Please note that taxpayers may still use recharacterizations to fix mistakes. For example, a taxpayer contributes to a Roth IRA but then realizes while preparing their tax return that their income exceeds the maximum threshold for Roth contributions. Post TCJA, they can still recharacterize the contribution as a regular nondeductible IRA contribution to correct their mistake.
6. Affordable Care Act (ACA) penalty: For individuals who fail to maintain required health insurance under the ACA, TCJA permanently fixed the penalty tax at zero for years after 2018. Individuals without minimum essential coverage do not need to worry about penalties returning following the sunset of TCJA.
7. Excess business losses: The TCJA introduced a limit on business losses in excess of $313,000, or $626,000 if married filing jointly (2025 figures).

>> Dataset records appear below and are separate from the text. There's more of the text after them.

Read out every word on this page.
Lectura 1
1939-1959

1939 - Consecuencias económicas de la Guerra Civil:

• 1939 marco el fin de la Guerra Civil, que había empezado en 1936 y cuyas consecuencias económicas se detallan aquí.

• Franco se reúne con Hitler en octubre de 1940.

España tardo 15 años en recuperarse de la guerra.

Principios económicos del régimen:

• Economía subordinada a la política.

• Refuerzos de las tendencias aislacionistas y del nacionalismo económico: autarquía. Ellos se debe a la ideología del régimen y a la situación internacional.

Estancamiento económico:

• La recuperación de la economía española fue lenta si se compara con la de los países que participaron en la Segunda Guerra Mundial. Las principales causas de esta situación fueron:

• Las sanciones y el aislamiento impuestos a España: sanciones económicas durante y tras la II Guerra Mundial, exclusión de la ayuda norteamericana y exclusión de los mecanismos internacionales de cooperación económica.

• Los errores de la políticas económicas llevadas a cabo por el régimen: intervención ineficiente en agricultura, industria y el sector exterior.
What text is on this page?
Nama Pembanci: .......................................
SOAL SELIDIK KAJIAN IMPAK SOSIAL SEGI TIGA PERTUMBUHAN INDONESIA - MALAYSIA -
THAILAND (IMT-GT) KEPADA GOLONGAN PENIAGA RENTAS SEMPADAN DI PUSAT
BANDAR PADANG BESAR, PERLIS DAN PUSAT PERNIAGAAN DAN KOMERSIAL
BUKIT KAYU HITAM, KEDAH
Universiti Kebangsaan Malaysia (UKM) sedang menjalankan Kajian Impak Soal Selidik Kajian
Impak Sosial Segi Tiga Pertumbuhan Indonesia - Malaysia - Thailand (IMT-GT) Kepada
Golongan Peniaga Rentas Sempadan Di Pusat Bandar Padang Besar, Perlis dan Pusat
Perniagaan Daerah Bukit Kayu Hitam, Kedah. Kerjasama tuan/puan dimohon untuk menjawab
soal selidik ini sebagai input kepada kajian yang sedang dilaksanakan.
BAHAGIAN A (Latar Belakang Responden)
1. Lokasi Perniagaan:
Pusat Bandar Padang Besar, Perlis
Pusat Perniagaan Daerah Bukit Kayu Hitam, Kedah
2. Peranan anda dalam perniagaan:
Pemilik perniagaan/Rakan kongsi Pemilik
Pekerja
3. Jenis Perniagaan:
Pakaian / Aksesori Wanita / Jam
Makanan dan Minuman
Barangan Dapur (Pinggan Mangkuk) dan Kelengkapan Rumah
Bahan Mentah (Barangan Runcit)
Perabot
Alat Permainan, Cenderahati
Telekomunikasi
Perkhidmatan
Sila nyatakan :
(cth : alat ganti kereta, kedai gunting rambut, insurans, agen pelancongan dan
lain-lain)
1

This provision was originally scheduled to sunset at the end of 2025 with many other TCJA provisions, but its implementation was delayed during the pandemic and then subsequently extended through 2028. Although the excess business loss provision does eventually sunset, taxpayers should be aware that even if the TCJA sunsets at the end of 2025, the excess business loss rules remain in effect for another few years. Thus, taxpayers will continue to need to plan ahead to minimize the tax impact of this provision.
Taxpayers need to remain vigilant of the ever-changing legislative landscape in Washington, and they should be prepared to act quickly as the situation develops. In the meantime, however, taxpayers should focus on what is known with certainty. These few items will continue to apply regardless of the fate of the TCJA, so taxpayers should plan accordingly.